I had success on Catfish Charlie dip bait, Secret 7, and I ever pulled in a Gar off Chicken liver.

Hope this helps.

Norm


----------



## starcraft36 (Feb 16, 2005)

Thanks for the information. I will give it a try and see what happens. Best way to learn is to just do it! Maybe ask around at a few of the marinas and see if I can get anymore information. 

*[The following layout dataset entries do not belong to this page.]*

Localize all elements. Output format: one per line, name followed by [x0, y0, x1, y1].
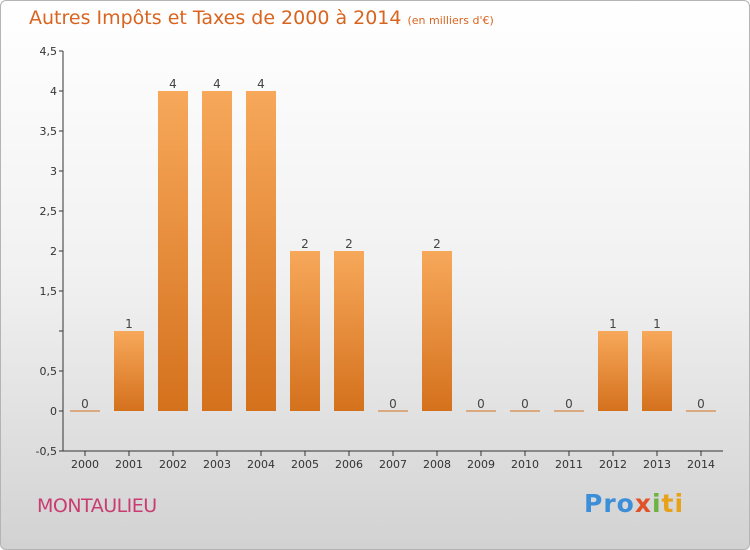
bar-2003	[202, 91, 232, 411]
y-tick-label-1: 0	[50, 405, 57, 418]
chart-title-text: Autres Impôts et Taxes de 2000 à 2014	[29, 7, 402, 29]
data-label-2014: 0	[697, 397, 705, 411]
data-label-2010: 0	[521, 397, 529, 411]
place-name: MONTAULIEU	[37, 495, 157, 517]
data-label-2012: 1	[609, 317, 617, 331]
logo-part-3: i	[651, 489, 662, 518]
data-label-2003: 4	[213, 77, 221, 91]
y-tick-label-0: -0,5	[36, 445, 57, 458]
bar-2012	[598, 331, 628, 411]
y-tick-label-4: 1,5	[40, 285, 58, 298]
logo-part-4: ti	[661, 489, 685, 518]
bar-2008	[422, 251, 452, 411]
data-label-2004: 4	[257, 77, 265, 91]
logo-part-1: Pro	[584, 489, 635, 518]
logo-part-2: x	[634, 489, 652, 518]
bar-2009	[466, 410, 496, 412]
y-tick-label-5: 2	[50, 245, 57, 258]
x-tick-label-2010: 2010	[511, 458, 539, 471]
bar-2013	[642, 331, 672, 411]
y-tick-label-9: 4	[50, 85, 57, 98]
y-tick-label-10: 4,5	[40, 45, 58, 58]
x-tick-label-2003: 2003	[203, 458, 231, 471]
data-label-2005: 2	[301, 237, 309, 251]
bar-2006	[334, 251, 364, 411]
bar-2001	[114, 331, 144, 411]
bar-2010	[510, 410, 540, 412]
x-tick-label-2004: 2004	[247, 458, 275, 471]
data-label-2011: 0	[565, 397, 573, 411]
x-tick-label-2013: 2013	[643, 458, 671, 471]
data-label-2009: 0	[477, 397, 485, 411]
data-label-2013: 1	[653, 317, 661, 331]
bar-2005	[290, 251, 320, 411]
x-tick-label-2008: 2008	[423, 458, 451, 471]
x-tick-label-2014: 2014	[687, 458, 715, 471]
data-label-2006: 2	[345, 237, 353, 251]
x-tick-label-2002: 2002	[159, 458, 187, 471]
bar-2002	[158, 91, 188, 411]
data-label-2002: 4	[169, 77, 177, 91]
proxiti-logo: Proxiti	[584, 489, 684, 518]
x-tick-label-2007: 2007	[379, 458, 407, 471]
bar-2004	[246, 91, 276, 411]
x-tick-label-2011: 2011	[555, 458, 583, 471]
x-tick-label-2009: 2009	[467, 458, 495, 471]
x-tick-label-2005: 2005	[291, 458, 319, 471]
y-tick-label-8: 3,5	[40, 125, 58, 138]
bar-2014	[686, 410, 716, 412]
y-tick-label-6: 2,5	[40, 205, 58, 218]
bar-2011	[554, 410, 584, 412]
bar-2007	[378, 410, 408, 412]
bar-2000	[70, 410, 100, 412]
data-label-2007: 0	[389, 397, 397, 411]
x-tick-label-2006: 2006	[335, 458, 363, 471]
data-label-2001: 1	[125, 317, 133, 331]
data-label-2000: 0	[81, 397, 89, 411]
chart-unit: (en milliers d'€)	[407, 14, 494, 27]
y-tick-label-7: 3	[50, 165, 57, 178]
x-tick-label-2001: 2001	[115, 458, 143, 471]
x-tick-label-2012: 2012	[599, 458, 627, 471]
y-tick-label-2: 0,5	[40, 365, 58, 378]
chart-title: Autres Impôts et Taxes de 2000 à 2014 (en…	[29, 7, 494, 29]
data-label-2008: 2	[433, 237, 441, 251]
x-tick-label-2000: 2000	[71, 458, 99, 471]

One more question....What size weights do you need in that current?


----------



## Normmouth (Sep 25, 2007)

I was fishing 1-2oz sinkers. It wasn't bad until they opened the locks at night then the flow was faster.


----------



## RiverDoc (Mar 12, 2010)

starcraft36 said:


> My g/f is finishing up school in Pittsburgh therefore I spend quite a bit of time over there. Now that spring is upon us I would really love to try to do some catfishing in the rivers. I was targeting the Allegheny river.
> 
> Anybody fished it around the Pittsburgh area, know where to go, or provide any information?
> 
> I will be just fishing from shore. Any information would be appreciated.

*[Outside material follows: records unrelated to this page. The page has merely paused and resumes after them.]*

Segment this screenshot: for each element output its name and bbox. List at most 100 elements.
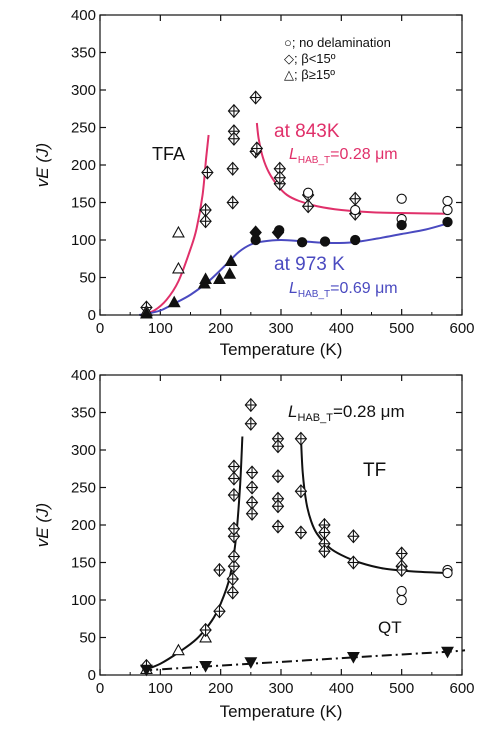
point-circle <box>302 187 314 198</box>
bottom-ticks: 0 100 200 300 400 500 600 0 50 100 150 200 250 300 350… <box>71 367 475 697</box>
point-circle <box>319 236 331 247</box>
point-triangle <box>213 272 226 284</box>
point-circle <box>396 585 407 597</box>
y-tick-label: 100 <box>71 232 96 249</box>
y-tick-label: 350 <box>71 405 96 422</box>
point-circle <box>442 216 453 228</box>
fit-curve-TF <box>144 436 244 671</box>
bottom-plot-frame <box>99 374 463 676</box>
y-tick-label: 200 <box>71 517 96 534</box>
top-data-points <box>140 90 453 319</box>
y-tick-label: 250 <box>71 120 96 137</box>
legend-entry-no-delamination: ○; no delamination <box>284 35 391 50</box>
lhab-973-symbol: L <box>289 280 298 297</box>
x-tick-label: 300 <box>268 320 293 337</box>
annotation-at-843k: at 843K <box>274 121 340 142</box>
y-tick-label: 400 <box>71 367 96 384</box>
top-y-axis-label: vE (J) <box>33 143 52 187</box>
point-circle <box>396 193 407 204</box>
point-triangle <box>167 295 181 308</box>
point-circle <box>442 204 453 216</box>
y-tick-label: 300 <box>71 442 96 459</box>
point-circle <box>296 237 308 248</box>
fit-curve-843K <box>255 122 448 215</box>
y-tick-label: 150 <box>71 555 96 572</box>
point-circle <box>250 234 261 246</box>
y-tick-label: 300 <box>71 82 96 99</box>
x-tick-label: 400 <box>329 680 354 697</box>
point-triangle <box>223 267 237 279</box>
top-legend: ○; no delamination ◇; β<15º △; β≥15º <box>284 35 391 82</box>
y-tick-label: 0 <box>88 307 96 324</box>
point-triangle-down <box>441 646 454 659</box>
x-tick-label: 0 <box>96 680 104 697</box>
point-triangle-down <box>346 652 360 664</box>
x-tick-label: 600 <box>449 320 474 337</box>
fit-curve-843K <box>146 134 210 314</box>
fit-curve-QT <box>142 649 466 672</box>
x-tick-label: 600 <box>449 680 474 697</box>
point-triangle-down <box>199 661 213 673</box>
annotation-lhab-973: LHAB_T=0.69 μm <box>289 280 398 300</box>
x-tick-label: 500 <box>389 680 414 697</box>
annotation-at-973k: at 973 K <box>274 254 345 275</box>
annotation-tf: TF <box>363 460 386 481</box>
point-circle <box>350 204 361 216</box>
point-triangle <box>171 225 185 238</box>
lhab-843-subscript: HAB_T <box>298 155 330 166</box>
bottom-x-axis-label: Temperature (K) <box>220 702 343 721</box>
point-circle <box>442 567 453 579</box>
lhab-843-value: =0.28 μm <box>330 146 397 163</box>
x-tick-label: 500 <box>389 320 414 337</box>
x-tick-label: 300 <box>268 680 293 697</box>
y-tick-label: 150 <box>71 195 96 212</box>
top-ticks: 0 100 200 300 400 500 600 0 50 100 150 200 250 300 350… <box>71 7 475 337</box>
y-tick-label: 350 <box>71 45 96 62</box>
legend-entry-beta-lt-15: ◇; β<15º <box>284 51 336 66</box>
point-circle <box>350 234 361 246</box>
point-triangle <box>171 643 185 656</box>
point-triangle-down <box>244 657 258 669</box>
y-tick-label: 50 <box>79 270 96 287</box>
annotation-qt: QT <box>378 618 402 637</box>
x-tick-label: 400 <box>329 320 354 337</box>
lhab-843-symbol: L <box>289 146 298 163</box>
point-circle <box>442 195 453 207</box>
lhab-973-value: =0.69 μm <box>330 280 397 297</box>
bottom-y-axis-label: vE (J) <box>33 503 52 547</box>
annotation-tfa: TFA <box>152 144 185 164</box>
legend-entry-beta-ge-15: △; β≥15º <box>284 67 335 82</box>
x-tick-label: 100 <box>148 680 173 697</box>
annotation-lhab-843: LHAB_T=0.28 μm <box>289 146 398 166</box>
y-tick-label: 400 <box>71 7 96 24</box>
bottom-data-points <box>140 397 454 677</box>
top-x-axis-label: Temperature (K) <box>220 340 343 359</box>
x-tick-label: 100 <box>148 320 173 337</box>
point-triangle <box>199 272 213 284</box>
lhab-bottom-value: =0.28 μm <box>333 402 405 421</box>
annotation-lhab-bottom: LHAB_T=0.28 μm <box>288 402 405 424</box>
y-tick-label: 0 <box>88 667 96 684</box>
x-tick-label: 200 <box>208 320 233 337</box>
point-circle <box>396 594 407 606</box>
point-triangle <box>171 261 185 274</box>
point-circle <box>396 219 407 231</box>
y-tick-label: 250 <box>71 480 96 497</box>
lhab-973-subscript: HAB_T <box>298 289 330 300</box>
x-tick-label: 0 <box>96 320 104 337</box>
y-tick-label: 50 <box>79 630 96 647</box>
y-tick-label: 200 <box>71 157 96 174</box>
fit-curve-TF <box>299 436 448 574</box>
lhab-bottom-symbol: L <box>288 402 297 421</box>
point-circle <box>274 225 285 236</box>
point-triangle <box>224 254 238 266</box>
bottom-fit-curves <box>142 436 466 672</box>
y-tick-label: 100 <box>71 592 96 609</box>
top-chart: 0 100 200 300 400 500 600 0 50 100 150 200 250 300 350… <box>33 7 475 359</box>
top-plot-frame <box>99 14 463 316</box>
lhab-bottom-subscript: HAB_T <box>297 412 333 424</box>
x-tick-label: 200 <box>208 680 233 697</box>
bottom-chart: 0 100 200 300 400 500 600 0 50 100 150 200 250 300 350… <box>33 367 475 721</box>
point-triangle-down <box>140 664 153 677</box>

Try this one, Boston Riverfront trail and the Youghiogheny River along McKeesport. The trail follows an old railroad bed and you can find a lot of spots along the way.


----------



## RiverDoc (Mar 12, 2010)

I forgot to put this in previous msg. http://www.theneonweb.com/trails/yough.html


----------



## starcraft36 (Feb 16, 2005)

Thanks for the reply! Do you know where I would drive to park to get on that trail?


----------



## RiverDoc (Mar 12, 2010)

There is a public parking lot, soccer field, and rest rooms in the Boston trail Park. You can begin walking on the trail from that lot-it's several miles long. I might also recommend checking the regs in that area, which you probably plan to do. Pennsylvania has some strange rules that change with each watershed.


----------



## catace (Oct 6, 2010)

Check out 3riverscatfish.com its a new SW Pa. Catfish Club. Most of the members bank fish the rivers and live near the Burgh.


----------